I thought she was trying to reassure me that I wasn’t adopted and I appreciated the effort. “I guess I don’t need to make a decision about the violin right now,” I said.
“The appraiser upstairs says he’s not an expert in stringed instruments, but he took a look at it and thinks it’s quite valuable, so you might want to store it someplace safer than the house.”
I nodded, stirring the egg salad in the bowl. One more thing to look into.
I felt her gaze on me. “Are you okay?” she asked.
I dropped my hands to my sides. “No, to be honest. How could I be okay?” I spoke quietly, aware of the appraiser in the living room. “My awesomely talented sister’s a murderer. My family may not be my family. My brother’s not doing great. And I miss my father.” My voice broke, and Jeannie stepped next to me, her arm around my shoulders.

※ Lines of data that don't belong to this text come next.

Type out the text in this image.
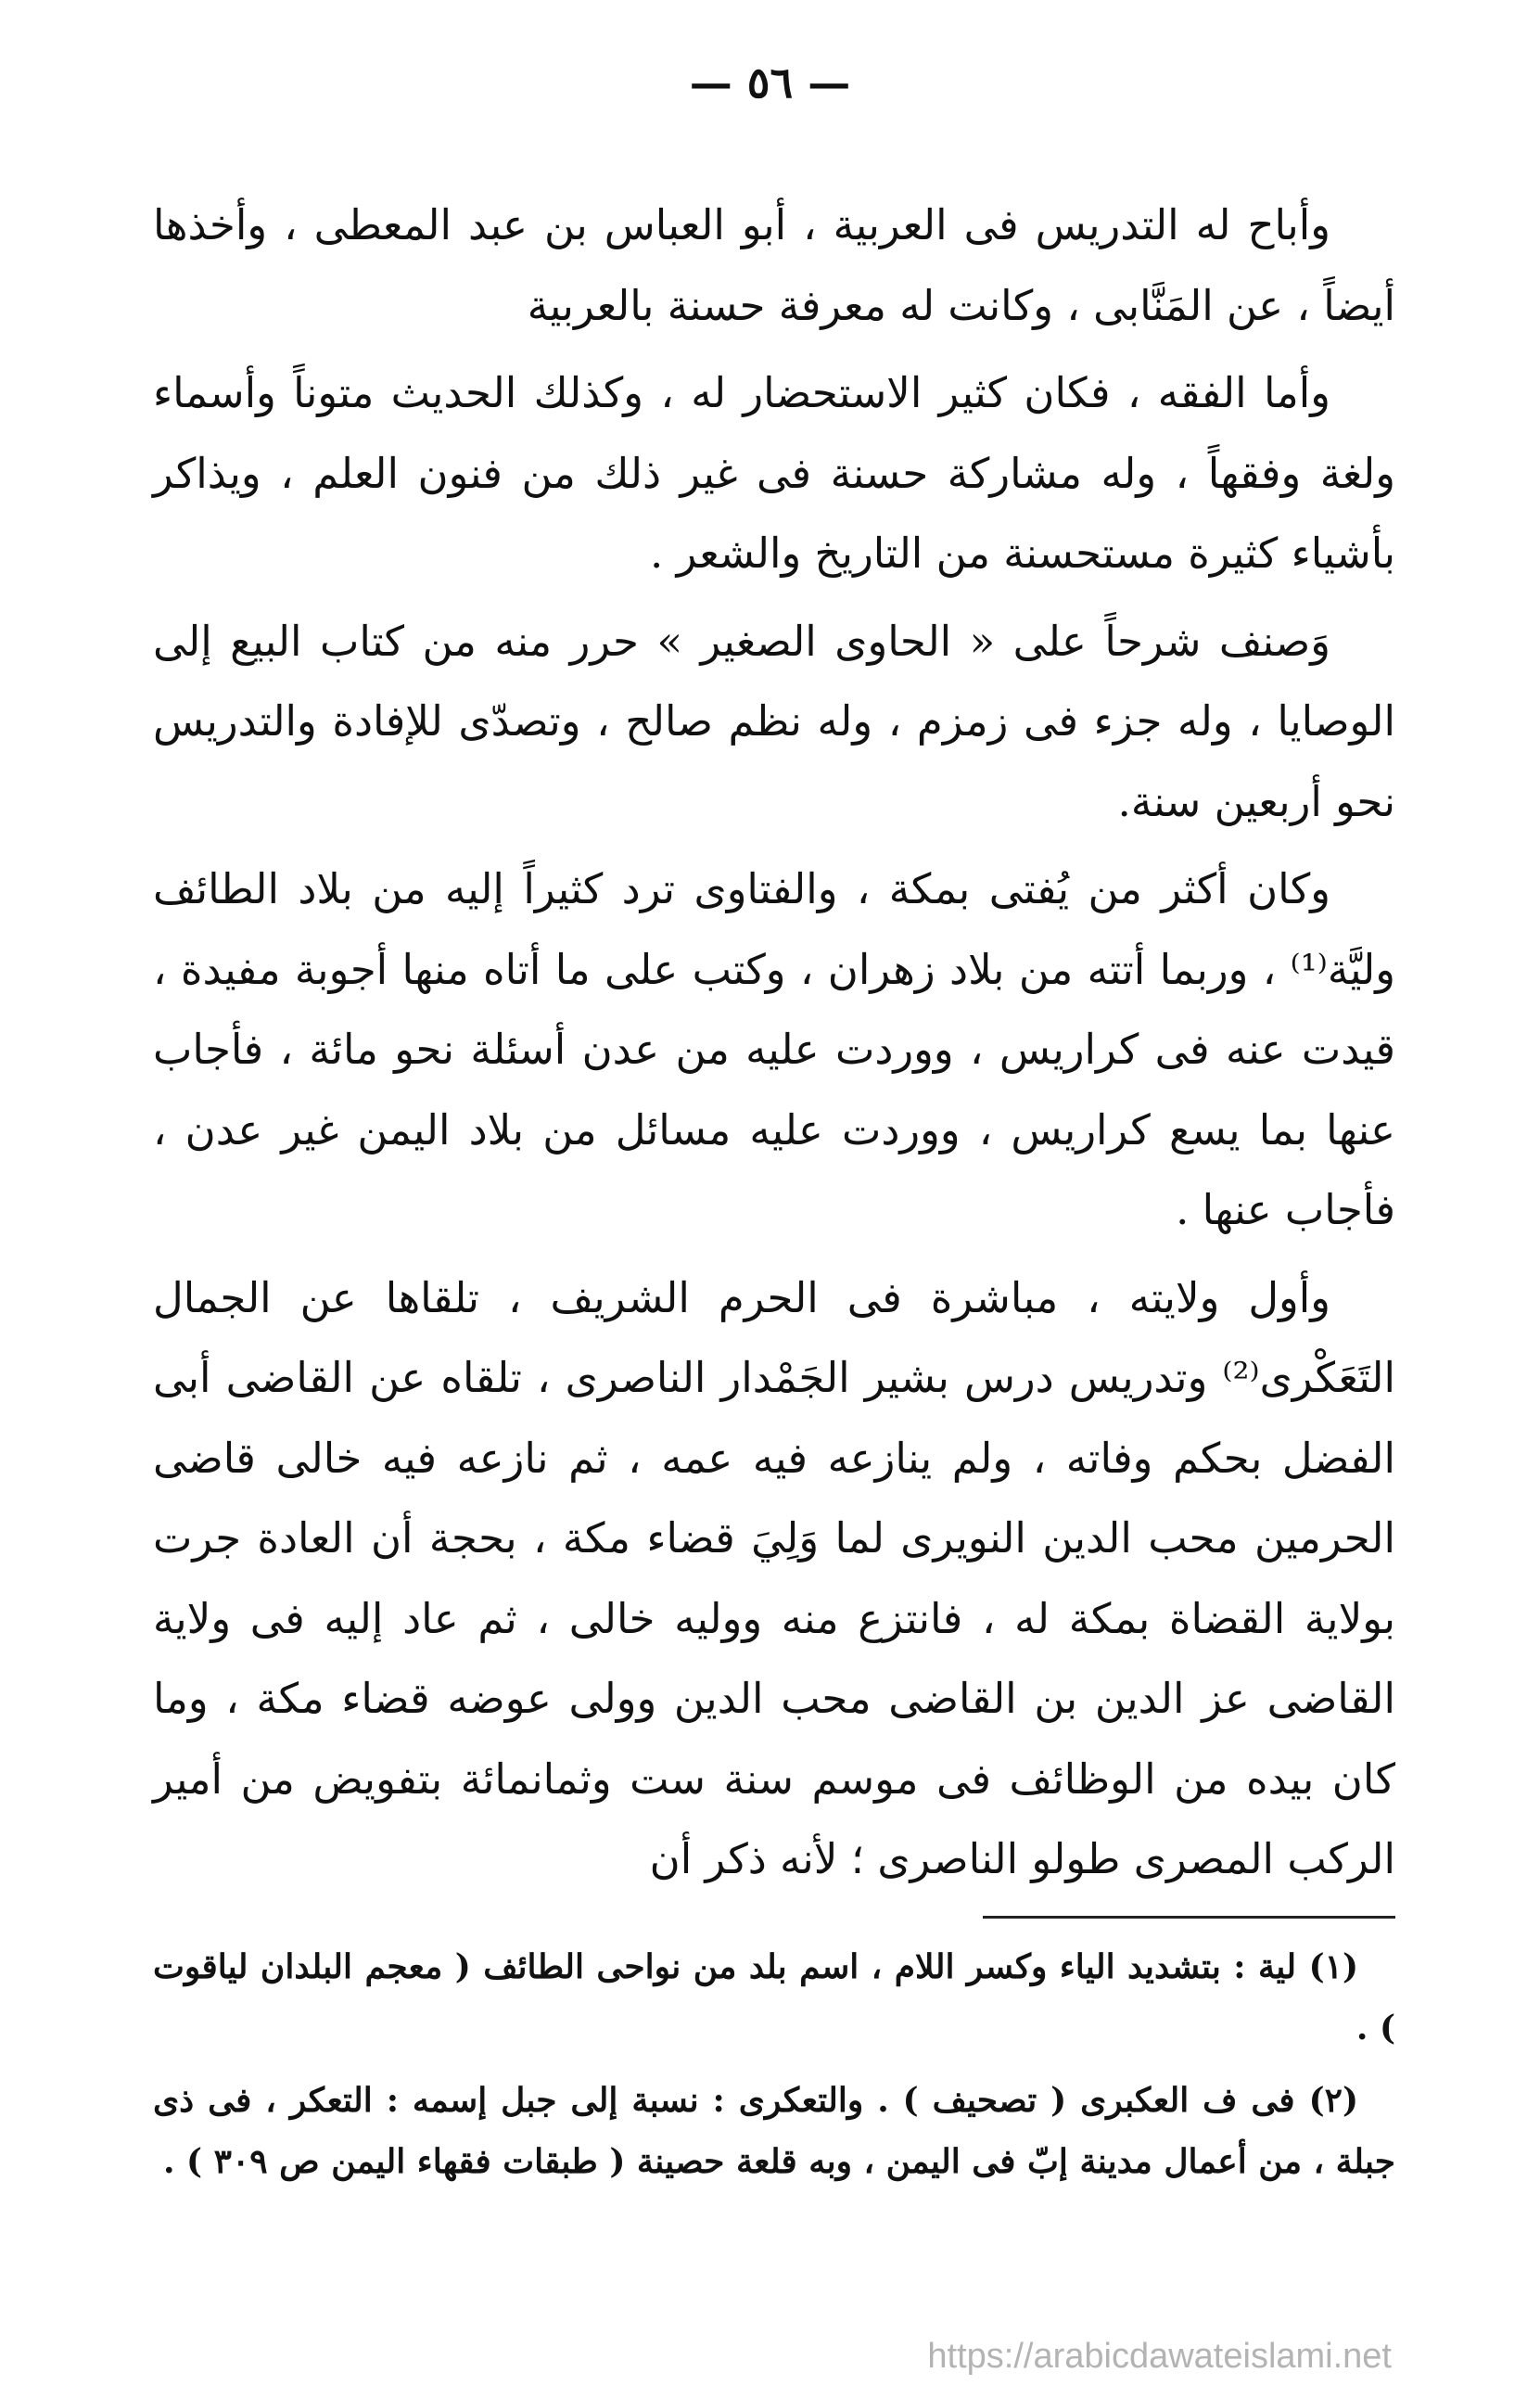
— ٥٦ —

وأباح له التدريس فى العربية ، أبو العباس بن عبد المعطى ، وأخذها أيضاً ، عن المَنَّابى ، وكانت له معرفة حسنة بالعربية

وأما الفقه ، فكان كثير الاستحضار له ، وكذلك الحديث متوناً وأسماء ولغة وفقهاً ، وله مشاركة حسنة فى غير ذلك من فنون العلم ، ويذاكر بأشياء كثيرة مستحسنة من التاريخ والشعر .

وَصنف شرحاً على « الحاوى الصغير » حرر منه من كتاب البيع إلى الوصايا ، وله جزء فى زمزم ، وله نظم صالح ، وتصدّى للإفادة والتدريس نحو أربعين سنة.

وكان أكثر من يُفتى بمكة ، والفتاوى ترد كثيراً إليه من بلاد الطائف وليَّة⁽¹⁾ ، وربما أتته من بلاد زهران ، وكتب على ما أتاه منها أجوبة مفيدة ، قيدت عنه فى كراريس ، ووردت عليه من عدن أسئلة نحو مائة ، فأجاب عنها بما يسع كراريس ، ووردت عليه مسائل من بلاد اليمن غير عدن ، فأجاب عنها .

وأول ولايته ، مباشرة فى الحرم الشريف ، تلقاها عن الجمال التَعَكْرى⁽²⁾ وتدريس درس بشير الجَمْدار الناصرى ، تلقاه عن القاضى أبى الفضل بحكم وفاته ، ولم ينازعه فيه عمه ، ثم نازعه فيه خالى قاضى الحرمين محب الدين النويرى لما وَلِيَ قضاء مكة ، بحجة أن العادة جرت بولاية القضاة بمكة له ، فانتزع منه ووليه خالى ، ثم عاد إليه فى ولاية القاضى عز الدين بن القاضى محب الدين وولى عوضه قضاء مكة ، وما كان بيده من الوظائف فى موسم سنة ست وثمانمائة بتفويض من أمير الركب المصرى طولو الناصرى ؛ لأنه ذكر أن

(١) لية : بتشديد الياء وكسر اللام ، اسم بلد من نواحى الطائف ( معجم البلدان لياقوت ) .

(٢) فى ف العكبرى ( تصحيف ) . والتعكرى : نسبة إلى جبل إسمه : التعكر ، فى ذى جبلة ، من أعمال مدينة إبّ فى اليمن ، وبه قلعة حصينة ( طبقات فقهاء اليمن ص ٣٠٩ ) .

https://arabicdawateislami.net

“I wish you’d never found that box of articles,” she said. “It’s my fault. I—”
“It’s not your fault, Jeannie.” I hunched my shoulders involuntarily, getting rid of her arm. “I had the right to know the truth and I’m glad I know it. It explains a lot.”
“Your family was … is your family. Your blood family. That adoption nonsense is just that: nonsense. I am absolutely certain of that. I don’t know who Verniece Kyle thinks she is, planting seeds of doubt in your mind. Can you put that worry to rest? Please.”
The doorbell rang before I could respond. “Someone’s here!” the pipe appraiser called from the living room.
“Oh! The piano movers!” Jeannie said.
“Today?” I didn’t even know she’d contacted the movers, and I suddenly felt like running into the living room to block their path. I couldn’t face more people in the house.
“Don’t worry,” she said, heading for the living room. “I’ll take care of it. You don’t have to do a thing!”